For some reason this seems to be a common problem--Bubba just loves to foul up 219s, esp. Hornets!
Another fix is to have the bore relined. This used to be a normal gunsmithing procedure and didn't cost the earth, although it wasn't cheap.
Another is to have it rebored to a larger caliber: .25-20, .25-35, .32-20, or .357. The first two will cause you some extra work to find cases or ammo, although the .25-35 seems to have had a little spurt of interest recently. Only specialty smiths do the rebores, though, and they do them in "caliber" batches (all the same caliber at once) so if you get lucky it may be quick. If you don't you may have to wait many months.

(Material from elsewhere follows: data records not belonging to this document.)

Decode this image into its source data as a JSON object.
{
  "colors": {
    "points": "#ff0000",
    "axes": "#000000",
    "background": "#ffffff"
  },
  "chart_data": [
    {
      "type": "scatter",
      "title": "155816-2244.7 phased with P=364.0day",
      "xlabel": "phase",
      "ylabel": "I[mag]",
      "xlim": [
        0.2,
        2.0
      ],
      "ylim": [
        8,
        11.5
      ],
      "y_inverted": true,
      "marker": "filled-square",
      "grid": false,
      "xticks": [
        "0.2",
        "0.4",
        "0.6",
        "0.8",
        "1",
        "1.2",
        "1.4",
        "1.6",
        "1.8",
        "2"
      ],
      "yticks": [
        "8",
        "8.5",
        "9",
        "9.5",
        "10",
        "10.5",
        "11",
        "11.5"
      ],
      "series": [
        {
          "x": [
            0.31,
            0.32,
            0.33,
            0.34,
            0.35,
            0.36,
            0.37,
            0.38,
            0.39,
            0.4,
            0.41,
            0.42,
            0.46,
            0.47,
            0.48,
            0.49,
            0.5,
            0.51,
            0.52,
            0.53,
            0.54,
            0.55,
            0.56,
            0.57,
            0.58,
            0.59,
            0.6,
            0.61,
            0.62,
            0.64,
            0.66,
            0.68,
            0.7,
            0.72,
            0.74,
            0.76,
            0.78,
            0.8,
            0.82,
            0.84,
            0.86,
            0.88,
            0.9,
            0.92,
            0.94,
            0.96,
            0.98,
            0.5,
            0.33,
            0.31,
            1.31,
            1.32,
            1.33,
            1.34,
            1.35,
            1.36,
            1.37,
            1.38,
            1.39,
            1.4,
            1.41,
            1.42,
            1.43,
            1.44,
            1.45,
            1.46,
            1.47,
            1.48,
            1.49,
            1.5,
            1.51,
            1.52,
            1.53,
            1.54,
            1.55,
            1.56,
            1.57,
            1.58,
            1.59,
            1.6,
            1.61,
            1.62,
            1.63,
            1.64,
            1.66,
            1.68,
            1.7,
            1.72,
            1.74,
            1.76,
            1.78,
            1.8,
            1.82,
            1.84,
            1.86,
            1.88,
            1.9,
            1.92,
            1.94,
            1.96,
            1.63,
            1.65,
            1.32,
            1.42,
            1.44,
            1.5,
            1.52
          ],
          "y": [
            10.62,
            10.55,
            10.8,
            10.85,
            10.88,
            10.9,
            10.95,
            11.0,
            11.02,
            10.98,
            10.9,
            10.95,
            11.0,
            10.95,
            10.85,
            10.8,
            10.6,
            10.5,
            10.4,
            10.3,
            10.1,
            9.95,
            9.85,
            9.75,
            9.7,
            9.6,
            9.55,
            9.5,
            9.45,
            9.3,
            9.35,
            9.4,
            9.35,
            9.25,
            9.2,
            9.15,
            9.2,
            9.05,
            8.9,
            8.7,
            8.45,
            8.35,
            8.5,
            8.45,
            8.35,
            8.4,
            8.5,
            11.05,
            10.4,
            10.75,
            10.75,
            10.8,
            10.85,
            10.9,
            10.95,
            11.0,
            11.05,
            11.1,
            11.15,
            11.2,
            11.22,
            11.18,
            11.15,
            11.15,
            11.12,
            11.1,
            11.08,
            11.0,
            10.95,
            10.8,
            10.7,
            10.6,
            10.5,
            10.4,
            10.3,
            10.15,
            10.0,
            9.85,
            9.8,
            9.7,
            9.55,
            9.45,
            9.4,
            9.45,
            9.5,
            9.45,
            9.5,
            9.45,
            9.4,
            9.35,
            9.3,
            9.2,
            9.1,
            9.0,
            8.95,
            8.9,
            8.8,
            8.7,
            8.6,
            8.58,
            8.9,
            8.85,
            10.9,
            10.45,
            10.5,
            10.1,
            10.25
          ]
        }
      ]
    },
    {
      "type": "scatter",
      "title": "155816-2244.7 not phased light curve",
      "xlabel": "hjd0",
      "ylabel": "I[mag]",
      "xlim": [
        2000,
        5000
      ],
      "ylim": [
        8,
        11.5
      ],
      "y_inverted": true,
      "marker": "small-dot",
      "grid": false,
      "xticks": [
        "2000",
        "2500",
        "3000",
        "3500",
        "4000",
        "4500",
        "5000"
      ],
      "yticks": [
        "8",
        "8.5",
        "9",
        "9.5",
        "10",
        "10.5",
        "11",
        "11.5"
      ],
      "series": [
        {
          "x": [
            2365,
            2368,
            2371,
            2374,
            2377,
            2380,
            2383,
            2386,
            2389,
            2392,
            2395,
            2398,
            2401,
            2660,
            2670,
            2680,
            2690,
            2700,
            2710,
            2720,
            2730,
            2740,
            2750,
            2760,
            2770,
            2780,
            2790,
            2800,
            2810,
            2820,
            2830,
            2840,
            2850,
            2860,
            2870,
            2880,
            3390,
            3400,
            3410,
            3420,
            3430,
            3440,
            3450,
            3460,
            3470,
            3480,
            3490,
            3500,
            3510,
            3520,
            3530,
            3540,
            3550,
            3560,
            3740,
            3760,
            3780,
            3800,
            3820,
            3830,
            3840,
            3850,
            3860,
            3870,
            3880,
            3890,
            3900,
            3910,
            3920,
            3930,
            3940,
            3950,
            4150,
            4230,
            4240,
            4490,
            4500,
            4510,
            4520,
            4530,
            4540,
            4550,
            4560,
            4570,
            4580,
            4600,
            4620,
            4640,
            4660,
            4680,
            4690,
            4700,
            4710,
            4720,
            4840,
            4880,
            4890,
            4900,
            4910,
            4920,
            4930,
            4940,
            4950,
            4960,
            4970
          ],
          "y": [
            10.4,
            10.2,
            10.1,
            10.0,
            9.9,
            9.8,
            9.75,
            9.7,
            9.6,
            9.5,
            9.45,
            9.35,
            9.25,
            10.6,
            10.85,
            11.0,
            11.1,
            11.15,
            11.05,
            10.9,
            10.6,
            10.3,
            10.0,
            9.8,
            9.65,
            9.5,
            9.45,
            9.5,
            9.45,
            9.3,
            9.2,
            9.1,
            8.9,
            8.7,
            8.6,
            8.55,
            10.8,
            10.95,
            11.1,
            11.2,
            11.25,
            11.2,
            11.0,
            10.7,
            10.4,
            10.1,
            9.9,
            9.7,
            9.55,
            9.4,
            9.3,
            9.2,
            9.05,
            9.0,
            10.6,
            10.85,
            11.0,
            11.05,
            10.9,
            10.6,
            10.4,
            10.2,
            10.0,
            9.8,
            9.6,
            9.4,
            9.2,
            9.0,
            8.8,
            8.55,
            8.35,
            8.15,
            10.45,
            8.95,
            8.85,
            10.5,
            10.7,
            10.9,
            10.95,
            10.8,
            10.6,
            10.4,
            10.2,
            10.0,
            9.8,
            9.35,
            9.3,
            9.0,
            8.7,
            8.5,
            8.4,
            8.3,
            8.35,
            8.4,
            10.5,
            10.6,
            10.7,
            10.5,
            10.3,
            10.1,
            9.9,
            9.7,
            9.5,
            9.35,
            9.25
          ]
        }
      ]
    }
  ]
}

I have a 219 .25-20 with the bore relined to restore it to a shooter (it was trashed when I got it like many .25-20 bores). Also have a .30-30 barrel that was relined to .25-35 because it had been "ringed" TWICE (sometimes Bubba just don't learn....). Unfortunately the 'smith that did those relines and a bunch of others for me has retired.
As Garnett suggests, the easiest "fix" if a .22 K Hornet reamer won't clean up your chamber (and it may not), IS to rechamber to .219 Zipper. But that has two drawbacks: you'll need to reload with Hornet bullets to get best accuracy because the two ctgs. have different twists, and cases will probably have to be ordered from a custom case former like Graf's, or reformed from .25-35s or .30-30s.
Have fun, I hope you can revive that old gal!